1. Field of the Invention
The present invention relates to a dry etching apparatus used in the manufacture of semiconductor devices, and more particularly, to a two parallel plate electrode type dry etching apparatus using microwaves.
2. Description of the Related Art
A dry (plasma) etching apparatus has been broadly used in obtaining a fine structure of semiconductor devices. Particularly, when use is made of microwaves, the isotropic etching characteristic is excellent, the energy of ions can be arbitrarily controlled, and a fine structure having a large aspect ratio can be obtained.
In a prior art dry etching apparatus (see: JP-A-SHO56-155535), microwaves generated in a microwave oscillator are supplied along a waveguide through a microwave introduction window into a plasma generating chamber, to thereby excite plasma. Then, the excited plasma is supplied from the plasma generating chamber via a plasma intake window into a substrate processing chamber, to thereby etch a semiconductor substrate. This will be explained in detail later.
In the above-mentioned prior art dry etching apparatus, however, since a region where the excited plasma is uniform is limited by the size of the microwave introduction window and the size of the plasma intake window, the etching rate is not uniform, particularly in a large size semiconductor substrate such as an 8 inch (20.3 cm) wafer.
In order to make the etching rate for a large size semiconductor substrate uniform, one suggested approach may be to enlarge the microwave introduction window as well as the plasma intake window; however, this approach is actually impossible, since the size of the microwave introduction window is determined by the wavelength of the microwaves. That is, in the plasma generating chamber, the microwaves are distributed in accordance with the intensity thereof, and the density distribution of the excited plasma is also dependent upon the distribution of the microwaves. Also, in this prior art dry etching apparatus, in order to define the spread of the excited plasma in the lateral direction to thereby make the density of the excited plasma uniform, a large electromagnet is provided to apply a magnetic field to the excited plasma, which is disadvantageous in size.

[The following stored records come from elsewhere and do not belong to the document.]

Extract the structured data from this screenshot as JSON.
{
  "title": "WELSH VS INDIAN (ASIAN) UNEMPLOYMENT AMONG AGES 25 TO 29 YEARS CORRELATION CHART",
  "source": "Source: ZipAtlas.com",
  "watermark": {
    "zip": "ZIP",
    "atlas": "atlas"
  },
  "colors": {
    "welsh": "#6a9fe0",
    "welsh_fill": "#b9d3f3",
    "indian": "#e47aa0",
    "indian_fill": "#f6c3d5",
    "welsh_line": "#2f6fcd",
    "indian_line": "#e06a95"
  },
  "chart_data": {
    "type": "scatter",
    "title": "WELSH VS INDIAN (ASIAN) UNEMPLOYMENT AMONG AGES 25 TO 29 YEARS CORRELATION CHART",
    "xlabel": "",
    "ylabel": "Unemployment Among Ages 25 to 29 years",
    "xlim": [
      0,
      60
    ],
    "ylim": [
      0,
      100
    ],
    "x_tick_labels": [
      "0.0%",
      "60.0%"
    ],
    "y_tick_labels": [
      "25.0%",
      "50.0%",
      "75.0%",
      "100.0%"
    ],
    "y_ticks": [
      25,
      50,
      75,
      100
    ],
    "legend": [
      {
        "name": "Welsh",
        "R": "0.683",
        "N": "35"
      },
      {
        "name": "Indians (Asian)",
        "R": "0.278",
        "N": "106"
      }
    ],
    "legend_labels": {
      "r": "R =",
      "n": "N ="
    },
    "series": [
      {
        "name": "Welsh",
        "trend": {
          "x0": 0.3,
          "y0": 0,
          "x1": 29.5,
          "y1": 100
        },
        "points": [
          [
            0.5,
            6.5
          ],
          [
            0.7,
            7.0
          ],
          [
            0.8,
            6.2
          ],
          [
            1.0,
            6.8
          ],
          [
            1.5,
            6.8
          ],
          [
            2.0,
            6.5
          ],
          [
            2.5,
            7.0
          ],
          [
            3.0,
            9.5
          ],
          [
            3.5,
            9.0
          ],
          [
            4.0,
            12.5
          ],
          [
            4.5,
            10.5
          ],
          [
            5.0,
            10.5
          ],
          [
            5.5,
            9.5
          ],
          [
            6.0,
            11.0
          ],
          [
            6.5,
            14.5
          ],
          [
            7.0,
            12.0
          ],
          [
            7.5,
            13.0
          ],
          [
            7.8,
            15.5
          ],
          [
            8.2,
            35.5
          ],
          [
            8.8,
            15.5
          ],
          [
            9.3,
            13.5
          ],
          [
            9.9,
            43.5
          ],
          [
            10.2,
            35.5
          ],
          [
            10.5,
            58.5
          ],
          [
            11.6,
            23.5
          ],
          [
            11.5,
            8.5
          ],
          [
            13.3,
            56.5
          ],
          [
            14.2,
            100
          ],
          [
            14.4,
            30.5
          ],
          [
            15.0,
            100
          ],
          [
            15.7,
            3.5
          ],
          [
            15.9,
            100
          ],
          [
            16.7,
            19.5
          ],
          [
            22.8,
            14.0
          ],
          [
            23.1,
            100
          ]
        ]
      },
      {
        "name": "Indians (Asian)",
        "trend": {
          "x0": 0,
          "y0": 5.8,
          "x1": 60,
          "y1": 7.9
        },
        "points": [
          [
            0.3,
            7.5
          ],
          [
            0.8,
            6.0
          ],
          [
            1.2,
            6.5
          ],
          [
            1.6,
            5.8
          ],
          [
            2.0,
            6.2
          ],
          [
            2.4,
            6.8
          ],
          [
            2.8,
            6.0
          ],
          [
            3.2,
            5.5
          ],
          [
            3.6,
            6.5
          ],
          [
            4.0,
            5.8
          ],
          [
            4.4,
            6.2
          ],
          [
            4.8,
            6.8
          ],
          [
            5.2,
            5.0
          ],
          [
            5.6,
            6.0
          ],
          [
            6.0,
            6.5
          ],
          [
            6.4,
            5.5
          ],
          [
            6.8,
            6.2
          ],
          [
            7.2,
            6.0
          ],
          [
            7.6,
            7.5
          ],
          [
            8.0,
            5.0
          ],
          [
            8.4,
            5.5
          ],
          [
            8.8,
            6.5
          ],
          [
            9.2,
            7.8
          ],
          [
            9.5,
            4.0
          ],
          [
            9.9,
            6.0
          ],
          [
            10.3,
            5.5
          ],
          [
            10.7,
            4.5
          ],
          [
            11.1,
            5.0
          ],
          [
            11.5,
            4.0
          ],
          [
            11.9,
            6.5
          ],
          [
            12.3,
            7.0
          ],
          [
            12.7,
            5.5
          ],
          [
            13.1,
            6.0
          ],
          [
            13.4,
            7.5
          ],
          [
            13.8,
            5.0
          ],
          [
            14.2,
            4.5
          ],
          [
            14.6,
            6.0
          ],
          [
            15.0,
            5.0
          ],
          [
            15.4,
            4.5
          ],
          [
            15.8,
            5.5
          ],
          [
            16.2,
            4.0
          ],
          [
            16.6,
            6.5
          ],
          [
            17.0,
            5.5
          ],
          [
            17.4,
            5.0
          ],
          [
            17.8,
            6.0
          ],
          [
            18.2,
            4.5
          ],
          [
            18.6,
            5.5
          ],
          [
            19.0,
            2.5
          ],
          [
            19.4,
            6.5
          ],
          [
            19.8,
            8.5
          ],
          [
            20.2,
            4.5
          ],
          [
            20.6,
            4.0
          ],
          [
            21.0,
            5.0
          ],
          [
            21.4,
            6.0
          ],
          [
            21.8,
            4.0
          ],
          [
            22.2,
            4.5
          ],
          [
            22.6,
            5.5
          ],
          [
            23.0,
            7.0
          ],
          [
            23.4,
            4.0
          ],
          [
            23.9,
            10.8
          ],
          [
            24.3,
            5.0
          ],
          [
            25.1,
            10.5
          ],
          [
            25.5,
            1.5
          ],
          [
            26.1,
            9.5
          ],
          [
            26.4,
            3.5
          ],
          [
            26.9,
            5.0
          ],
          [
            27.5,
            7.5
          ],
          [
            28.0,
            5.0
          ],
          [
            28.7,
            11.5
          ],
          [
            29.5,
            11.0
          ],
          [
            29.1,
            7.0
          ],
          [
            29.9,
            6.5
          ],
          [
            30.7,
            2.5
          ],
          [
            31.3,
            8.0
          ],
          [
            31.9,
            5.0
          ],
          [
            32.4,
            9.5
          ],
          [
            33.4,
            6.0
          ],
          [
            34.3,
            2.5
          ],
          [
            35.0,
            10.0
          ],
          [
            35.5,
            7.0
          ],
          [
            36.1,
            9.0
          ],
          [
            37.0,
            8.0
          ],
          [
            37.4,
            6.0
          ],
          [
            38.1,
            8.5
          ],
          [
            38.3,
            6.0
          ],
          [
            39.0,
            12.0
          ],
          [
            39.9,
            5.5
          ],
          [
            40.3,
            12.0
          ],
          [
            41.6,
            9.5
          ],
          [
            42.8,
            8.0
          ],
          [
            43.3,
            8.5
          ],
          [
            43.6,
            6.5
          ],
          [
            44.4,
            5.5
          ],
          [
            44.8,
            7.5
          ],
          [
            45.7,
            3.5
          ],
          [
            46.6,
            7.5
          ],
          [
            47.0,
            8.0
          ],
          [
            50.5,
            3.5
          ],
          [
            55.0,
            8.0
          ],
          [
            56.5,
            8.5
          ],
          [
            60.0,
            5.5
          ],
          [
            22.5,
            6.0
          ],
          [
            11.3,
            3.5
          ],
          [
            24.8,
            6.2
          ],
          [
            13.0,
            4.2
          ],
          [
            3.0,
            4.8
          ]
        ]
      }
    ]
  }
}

In another prior art dry etching apparatus, where two parallel plate electrodes are provided within a plasma generating chamber which also has mounted thereon a semiconductor substrate to be etched, the uniformity of density of excited plasma is controlled by the pressure thereof. Also in this type of dry etching apparatus, however, it is actually impossible to make the etching rate in a large size semiconductor substrate uniform. In order to effectively make the density of the excited plasma uniform, a plurality of holes are provided in a grounded electrode, and the number of the holes is controlled mechanically by a value mechanism to control all of the excited plasma supplied to the semiconductor substrate (see: JP-A-HEI1-165122). In this prior art dry etching apparatus, however, the flow of the excited plasma is not uniform, so that a time lag is required until the density of the excited plasma becomes stable, and also, it is disadvantageous to mechanically control the value mechanism.